Las palabras del Papa antes del rezo del ángelus, este mediodía, desde el balcón del Palacio Apostólico, respondían a la pregunta retórica que él mismo se hacía sobre ¿cómo puede ser “ligero” y “suave” el peso de la cruz?
"Por una única razón: porque el Señor lo lleva primero y junto con todos nosotros, sin dejarnos nunca solos ante lo que nos abate. Como auténtico maestro, Jesús se hace cargo de la humanidad herida por el mal, para cuidar de ella", remarcó León XIV en otra calurosa mañana romana en la que tampoco faltó la abundante presencia de fieles y peregrinos.
"En la esclavitud –abundó Robert F. Prevost–, Cristo es liberación. Bajo el azote de la guerra, Cristo es esperanza. En la hora del pecado, Cristo es perdón. Esta es la verdadera sabiduría, es decir, el camino que queremos recorrer juntos, unidos en su nombre como discípulos. Jesús nos lo enseña como Hijo, haciéndose nuestro hermano", concluyó el Papa, que esta tarde comienza en Castel Gandolfo un período de vacaciones hasta el próximo lunes 27 de julio.
Los próximos ángelus dominicales los rezará el Papa en la Plaza de la Libertad, en la localidad de descanso de los papas. Y las audiencias públicas se reanudarán el 5 de agosto, según un comunicado de la Prefectura de la Casa Pontificia hecho público esta mañana
A la hora de los saludos, el Papa recordó la beatificación el pasado 2 de julio en Vietnam de un sacerdote asesinado en 1946 por odio a la fe, y pidió que su ejemplo "sostenga también hoy a quienes difunden el evangelio y se encuentran en situación de persecución".
Igualmente, indicó León XIV que "recuerdo siempre en mis oraciones a las víctimas del terremoto y a todo el pueblo venezolano, que el Señor los sostenga en este momento tan difícil", palabras que fueron acogidas por un sonoro aplauso por las cerca de 18.000 personas concentradas para escucharle y rezar con él.
Luego, el Papa León saludó afectuosamente a todos los presentes que hoy se congregaron en la Plaza de San Pedro.
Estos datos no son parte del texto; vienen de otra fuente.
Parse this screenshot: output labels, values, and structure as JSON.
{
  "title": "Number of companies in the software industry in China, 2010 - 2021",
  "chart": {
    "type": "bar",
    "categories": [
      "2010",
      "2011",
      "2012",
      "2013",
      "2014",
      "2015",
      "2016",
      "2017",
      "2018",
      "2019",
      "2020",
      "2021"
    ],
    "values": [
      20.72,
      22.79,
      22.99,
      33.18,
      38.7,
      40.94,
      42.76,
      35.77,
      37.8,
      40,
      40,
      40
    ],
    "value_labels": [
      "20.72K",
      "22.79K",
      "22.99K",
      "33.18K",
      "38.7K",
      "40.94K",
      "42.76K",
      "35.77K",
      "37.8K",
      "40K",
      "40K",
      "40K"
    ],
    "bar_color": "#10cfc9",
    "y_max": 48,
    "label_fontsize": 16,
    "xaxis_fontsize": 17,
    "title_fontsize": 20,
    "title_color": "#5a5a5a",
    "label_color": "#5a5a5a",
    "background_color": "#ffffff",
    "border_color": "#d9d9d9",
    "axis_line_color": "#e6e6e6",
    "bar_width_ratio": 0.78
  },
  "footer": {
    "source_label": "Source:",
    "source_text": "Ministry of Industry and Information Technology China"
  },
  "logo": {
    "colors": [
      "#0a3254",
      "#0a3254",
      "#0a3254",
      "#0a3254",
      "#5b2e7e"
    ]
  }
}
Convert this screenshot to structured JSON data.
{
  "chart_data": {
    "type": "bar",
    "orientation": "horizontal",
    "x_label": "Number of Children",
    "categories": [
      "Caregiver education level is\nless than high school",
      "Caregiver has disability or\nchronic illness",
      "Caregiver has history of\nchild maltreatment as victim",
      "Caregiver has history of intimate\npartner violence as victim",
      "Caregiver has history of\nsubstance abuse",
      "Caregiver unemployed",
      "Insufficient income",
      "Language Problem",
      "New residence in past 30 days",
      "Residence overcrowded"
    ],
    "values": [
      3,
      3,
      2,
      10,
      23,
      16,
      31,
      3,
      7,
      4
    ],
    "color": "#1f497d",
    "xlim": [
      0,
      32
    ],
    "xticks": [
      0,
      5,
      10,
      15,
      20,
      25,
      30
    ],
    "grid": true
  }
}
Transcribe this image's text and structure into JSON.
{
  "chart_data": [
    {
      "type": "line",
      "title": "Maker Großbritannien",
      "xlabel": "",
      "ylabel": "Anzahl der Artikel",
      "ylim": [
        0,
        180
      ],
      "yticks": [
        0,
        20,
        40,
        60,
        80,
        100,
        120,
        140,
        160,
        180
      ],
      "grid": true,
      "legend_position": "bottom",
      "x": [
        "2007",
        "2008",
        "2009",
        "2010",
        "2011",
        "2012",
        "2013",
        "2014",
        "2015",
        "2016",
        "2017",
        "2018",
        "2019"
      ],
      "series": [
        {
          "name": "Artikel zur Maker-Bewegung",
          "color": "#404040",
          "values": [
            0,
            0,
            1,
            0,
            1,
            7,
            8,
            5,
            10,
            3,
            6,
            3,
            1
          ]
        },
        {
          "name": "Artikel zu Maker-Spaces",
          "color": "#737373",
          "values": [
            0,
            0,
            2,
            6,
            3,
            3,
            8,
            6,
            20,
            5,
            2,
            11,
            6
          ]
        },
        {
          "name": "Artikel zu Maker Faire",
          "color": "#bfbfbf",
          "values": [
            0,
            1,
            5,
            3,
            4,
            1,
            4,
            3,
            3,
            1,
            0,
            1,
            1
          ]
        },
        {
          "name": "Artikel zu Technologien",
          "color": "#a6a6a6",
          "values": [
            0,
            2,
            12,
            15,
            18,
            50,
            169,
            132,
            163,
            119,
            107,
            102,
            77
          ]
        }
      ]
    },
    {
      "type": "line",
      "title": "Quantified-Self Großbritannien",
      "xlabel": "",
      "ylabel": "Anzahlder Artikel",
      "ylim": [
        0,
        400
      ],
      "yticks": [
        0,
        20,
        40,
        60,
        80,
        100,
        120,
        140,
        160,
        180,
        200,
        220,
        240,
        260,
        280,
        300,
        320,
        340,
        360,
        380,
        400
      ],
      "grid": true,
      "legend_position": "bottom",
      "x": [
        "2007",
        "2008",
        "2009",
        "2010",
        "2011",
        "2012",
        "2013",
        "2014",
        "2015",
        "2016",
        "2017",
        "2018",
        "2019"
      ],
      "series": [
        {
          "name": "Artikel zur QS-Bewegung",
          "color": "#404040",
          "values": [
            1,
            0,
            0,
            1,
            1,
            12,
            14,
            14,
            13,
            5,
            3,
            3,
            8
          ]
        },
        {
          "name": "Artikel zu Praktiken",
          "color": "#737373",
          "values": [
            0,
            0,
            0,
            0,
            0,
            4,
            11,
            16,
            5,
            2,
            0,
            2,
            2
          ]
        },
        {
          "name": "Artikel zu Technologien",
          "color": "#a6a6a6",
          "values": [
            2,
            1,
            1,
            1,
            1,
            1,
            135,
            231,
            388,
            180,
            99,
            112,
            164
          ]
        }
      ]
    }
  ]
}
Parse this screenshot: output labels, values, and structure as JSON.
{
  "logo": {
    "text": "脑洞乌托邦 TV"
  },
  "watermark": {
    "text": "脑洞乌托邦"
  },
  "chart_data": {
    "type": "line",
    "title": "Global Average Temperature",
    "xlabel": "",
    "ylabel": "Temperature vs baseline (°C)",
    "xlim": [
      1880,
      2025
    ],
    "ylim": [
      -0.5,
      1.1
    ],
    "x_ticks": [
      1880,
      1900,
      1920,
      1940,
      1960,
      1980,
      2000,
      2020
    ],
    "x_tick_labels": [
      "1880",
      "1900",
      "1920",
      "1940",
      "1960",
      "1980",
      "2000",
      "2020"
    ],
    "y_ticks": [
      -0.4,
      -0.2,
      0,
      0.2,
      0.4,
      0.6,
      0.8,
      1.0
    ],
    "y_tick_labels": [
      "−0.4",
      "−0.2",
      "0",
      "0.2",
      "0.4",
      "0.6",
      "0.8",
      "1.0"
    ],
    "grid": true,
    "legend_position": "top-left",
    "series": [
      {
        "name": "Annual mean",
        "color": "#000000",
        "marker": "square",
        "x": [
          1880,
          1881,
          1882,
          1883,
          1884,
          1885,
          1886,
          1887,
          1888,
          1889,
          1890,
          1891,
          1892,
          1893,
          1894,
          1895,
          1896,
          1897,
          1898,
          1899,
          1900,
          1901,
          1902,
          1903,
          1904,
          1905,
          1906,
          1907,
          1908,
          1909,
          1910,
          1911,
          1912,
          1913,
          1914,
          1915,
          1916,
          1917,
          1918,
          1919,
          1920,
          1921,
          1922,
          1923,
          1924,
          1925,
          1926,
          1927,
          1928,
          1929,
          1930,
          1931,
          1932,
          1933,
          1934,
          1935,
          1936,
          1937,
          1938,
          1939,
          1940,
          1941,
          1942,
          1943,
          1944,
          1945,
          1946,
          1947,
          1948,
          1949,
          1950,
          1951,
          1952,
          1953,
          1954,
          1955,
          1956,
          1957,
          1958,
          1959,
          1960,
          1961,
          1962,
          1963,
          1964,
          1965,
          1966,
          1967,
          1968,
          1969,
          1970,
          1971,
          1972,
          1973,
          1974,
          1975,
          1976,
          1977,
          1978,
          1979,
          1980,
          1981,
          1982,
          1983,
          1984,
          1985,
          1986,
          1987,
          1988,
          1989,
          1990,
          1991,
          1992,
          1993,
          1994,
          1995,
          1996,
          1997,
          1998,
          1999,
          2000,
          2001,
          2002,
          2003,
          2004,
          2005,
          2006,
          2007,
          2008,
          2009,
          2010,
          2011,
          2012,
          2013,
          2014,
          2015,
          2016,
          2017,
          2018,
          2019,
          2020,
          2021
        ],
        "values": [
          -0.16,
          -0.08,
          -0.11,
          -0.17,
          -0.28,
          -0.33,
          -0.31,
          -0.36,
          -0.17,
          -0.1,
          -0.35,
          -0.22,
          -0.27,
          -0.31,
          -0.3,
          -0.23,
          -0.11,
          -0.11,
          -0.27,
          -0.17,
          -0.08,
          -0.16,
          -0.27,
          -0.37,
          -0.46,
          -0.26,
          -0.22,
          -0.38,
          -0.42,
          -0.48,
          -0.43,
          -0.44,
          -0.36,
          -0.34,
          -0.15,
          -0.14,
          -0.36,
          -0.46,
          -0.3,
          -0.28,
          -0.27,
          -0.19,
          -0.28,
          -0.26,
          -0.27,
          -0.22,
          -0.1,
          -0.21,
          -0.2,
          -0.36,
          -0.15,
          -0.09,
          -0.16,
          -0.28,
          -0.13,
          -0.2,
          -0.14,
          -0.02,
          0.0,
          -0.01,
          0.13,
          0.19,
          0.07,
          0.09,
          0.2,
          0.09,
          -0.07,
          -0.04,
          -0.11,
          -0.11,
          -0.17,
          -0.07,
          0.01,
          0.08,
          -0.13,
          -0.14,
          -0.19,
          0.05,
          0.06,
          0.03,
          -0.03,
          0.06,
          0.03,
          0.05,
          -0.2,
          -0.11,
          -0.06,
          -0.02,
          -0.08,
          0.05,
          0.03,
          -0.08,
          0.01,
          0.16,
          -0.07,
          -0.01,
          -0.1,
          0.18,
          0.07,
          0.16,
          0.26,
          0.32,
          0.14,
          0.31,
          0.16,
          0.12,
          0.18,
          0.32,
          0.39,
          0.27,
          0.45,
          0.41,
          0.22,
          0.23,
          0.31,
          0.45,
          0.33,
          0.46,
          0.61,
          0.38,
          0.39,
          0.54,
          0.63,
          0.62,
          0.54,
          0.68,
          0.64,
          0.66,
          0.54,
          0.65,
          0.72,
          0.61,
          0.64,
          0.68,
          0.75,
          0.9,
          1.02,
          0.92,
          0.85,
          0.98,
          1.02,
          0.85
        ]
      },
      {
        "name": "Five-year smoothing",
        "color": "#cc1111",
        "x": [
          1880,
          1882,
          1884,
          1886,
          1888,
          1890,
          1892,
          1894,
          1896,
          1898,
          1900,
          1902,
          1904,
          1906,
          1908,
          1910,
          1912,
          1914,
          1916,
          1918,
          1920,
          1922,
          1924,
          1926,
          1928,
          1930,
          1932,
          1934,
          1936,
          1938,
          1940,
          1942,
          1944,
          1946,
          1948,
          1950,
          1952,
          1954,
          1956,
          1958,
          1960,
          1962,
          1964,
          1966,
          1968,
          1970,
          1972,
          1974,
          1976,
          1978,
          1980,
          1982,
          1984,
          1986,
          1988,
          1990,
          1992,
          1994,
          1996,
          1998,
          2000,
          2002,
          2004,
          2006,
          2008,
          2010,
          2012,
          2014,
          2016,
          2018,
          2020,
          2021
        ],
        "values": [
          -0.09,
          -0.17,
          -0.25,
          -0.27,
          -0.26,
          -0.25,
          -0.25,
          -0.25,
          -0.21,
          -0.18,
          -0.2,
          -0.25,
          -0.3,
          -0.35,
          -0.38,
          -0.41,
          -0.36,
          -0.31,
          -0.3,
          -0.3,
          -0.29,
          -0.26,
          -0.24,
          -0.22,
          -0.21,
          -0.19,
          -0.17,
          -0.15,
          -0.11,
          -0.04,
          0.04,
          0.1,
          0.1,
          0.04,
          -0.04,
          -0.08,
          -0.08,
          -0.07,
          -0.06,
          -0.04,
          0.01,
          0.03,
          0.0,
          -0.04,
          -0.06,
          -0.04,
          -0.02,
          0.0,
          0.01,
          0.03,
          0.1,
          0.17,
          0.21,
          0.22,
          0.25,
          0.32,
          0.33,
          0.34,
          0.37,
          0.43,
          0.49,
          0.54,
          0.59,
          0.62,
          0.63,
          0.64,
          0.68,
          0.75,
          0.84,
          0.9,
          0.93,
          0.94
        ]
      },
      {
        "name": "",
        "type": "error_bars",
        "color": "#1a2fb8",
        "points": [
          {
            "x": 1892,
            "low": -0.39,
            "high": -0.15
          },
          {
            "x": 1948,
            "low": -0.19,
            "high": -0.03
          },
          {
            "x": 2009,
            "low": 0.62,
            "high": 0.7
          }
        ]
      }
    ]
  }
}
Asimismo, ofreció sus bendiciones a los peregrinos de Brasil y dio la bienvenida al Coro de la Universidad de Mérida, en Venezuela.
Además, saludó a varios grupos polacos: a los recién ordenados sacerdotes de los Frailes Menores Capuchinos de la Provincia de Cracovia; el Coro Infantil de la Archidiócesis de Łódź, acompañado por el Obispo Auxiliar, y el grupo de la Diócesis de Legnica.
Antes de desearles un “feliz domingo”, el Papa saludó a los jóvenes de Bellagio y al Coro Jubilaeum de Augusta, Sicilia, junto con el Alcalde y el Párroco.